Professor of biochemistry and cellular and molecular biology at UT Knoxville Barry Bruce successfully isolated the photosynthetic processes of various species of algae. Using the platinum catalyst, these materials can produce a “steady supply” of hydrogen.
The importance of hydrogen as a fuel is that it’s one of the few possible sources which readily combusts and readily forms part of the natural cycle. One of the ramifications of the new process is that it frees up industry from dependency on hydrocarbons as a source of hydrogen. Ironically, the world’s most polluting and the world’s cleanest fuels, in combinations, are still subject to the fossil fuel industry.
This is “high temperature” algae, thermophilic species which can handle temperatures up to 131F or 55 Celsius. The temperature barrier has previously been a problem for using photosynthesis as an energy source. Interestingly, the process became up to 10 times more efficient as the heat rose.
This useful,intelligent bit of thinking potentially goes much further than producing hydrogen.

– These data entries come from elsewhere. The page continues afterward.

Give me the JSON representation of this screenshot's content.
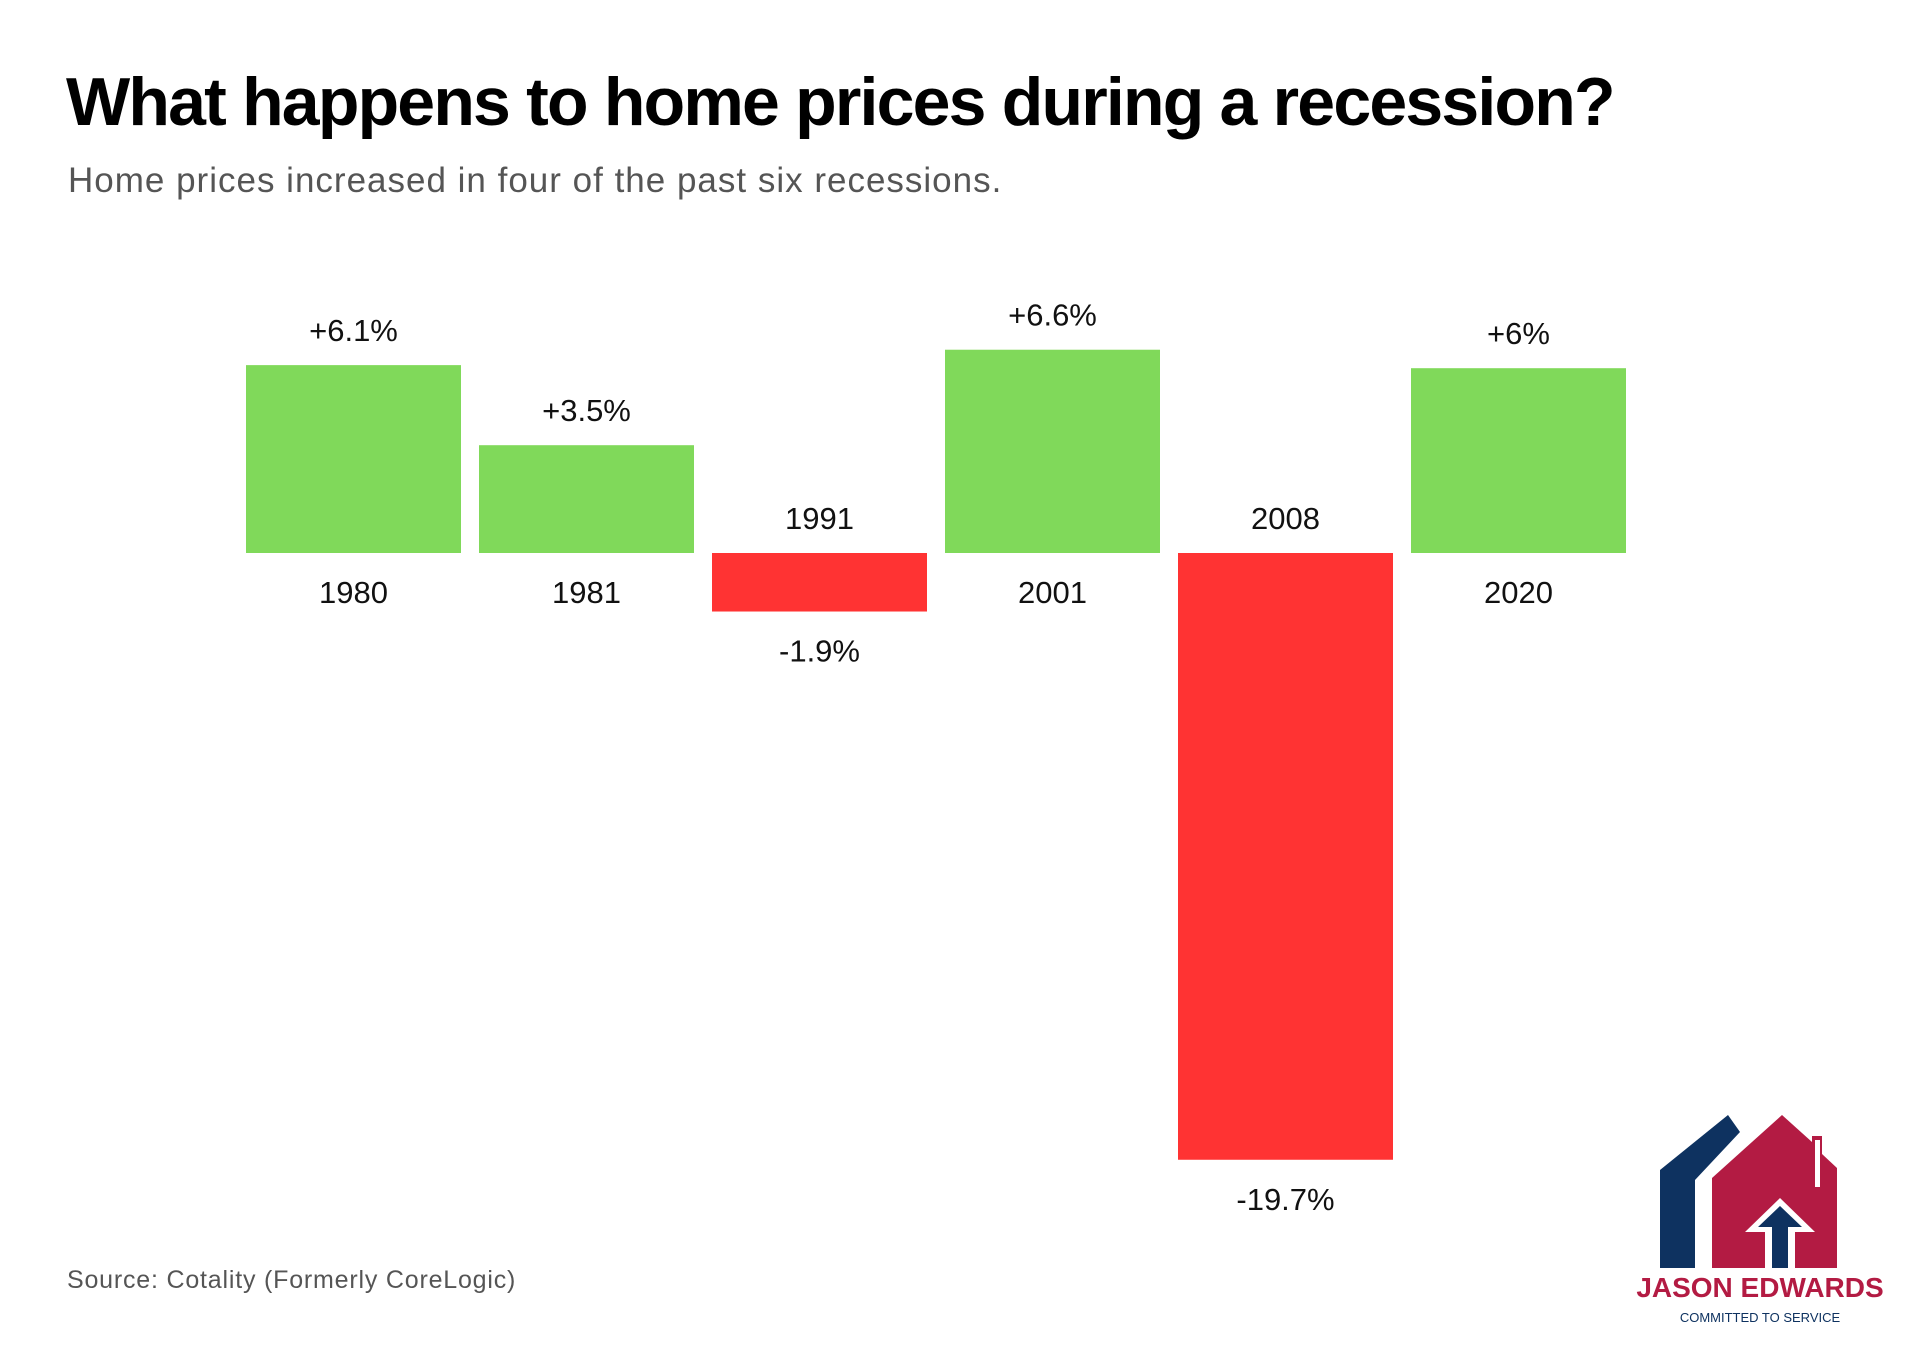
{
  "header": {
    "title": "What happens to home prices during a recession?",
    "subtitle": "Home prices increased in four of the past six recessions."
  },
  "footer": {
    "source": "Source: Cotality (Formerly CoreLogic)"
  },
  "logo": {
    "name": "JASON EDWARDS",
    "tagline": "COMMITTED TO SERVICE",
    "icon": "house-up-arrow-icon",
    "colors": {
      "navy": "#0e3260",
      "crimson": "#b31b43"
    }
  },
  "colors": {
    "positive": "#80d95a",
    "negative": "#ff3333"
  },
  "chart_data": {
    "type": "bar",
    "title": "What happens to home prices during a recession?",
    "subtitle": "Home prices increased in four of the past six recessions.",
    "xlabel": "",
    "ylabel": "",
    "categories": [
      "1980",
      "1981",
      "1991",
      "2001",
      "2008",
      "2020"
    ],
    "values": [
      6.1,
      3.5,
      -1.9,
      6.6,
      -19.7,
      6
    ],
    "data_labels": [
      "+6.1%",
      "+3.5%",
      "-1.9%",
      "+6.6%",
      "-19.7%",
      "+6%"
    ],
    "ylim": [
      -20,
      7
    ],
    "grid": false,
    "legend": "none",
    "axis_visible": false
  }
}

The harnessing of a source of catalytic action of this kind in plants could produce a range of easily renewable sources of materials.
Plants are extremely efficient energy converters. Their tissues, too, can support complex highly chemical processes. This may be the beginning of a Green Revolution that even the optimists never considered.
It's also an interestingly appropriate vindication of the role nanotechnology might play in biologically based production of practically any industrial materials. This is an active process, and a complex one. It hasn't been done before, and it wasn't easy.
The human race has spent a long time imitating natural production processes, and doing it inefficiently. Nano is extremely efficient, in terms of quantities of materials, use of space, and business economics. Added to natural processes, the link to Nature's scale of production capabilities may be closer than anyone thought.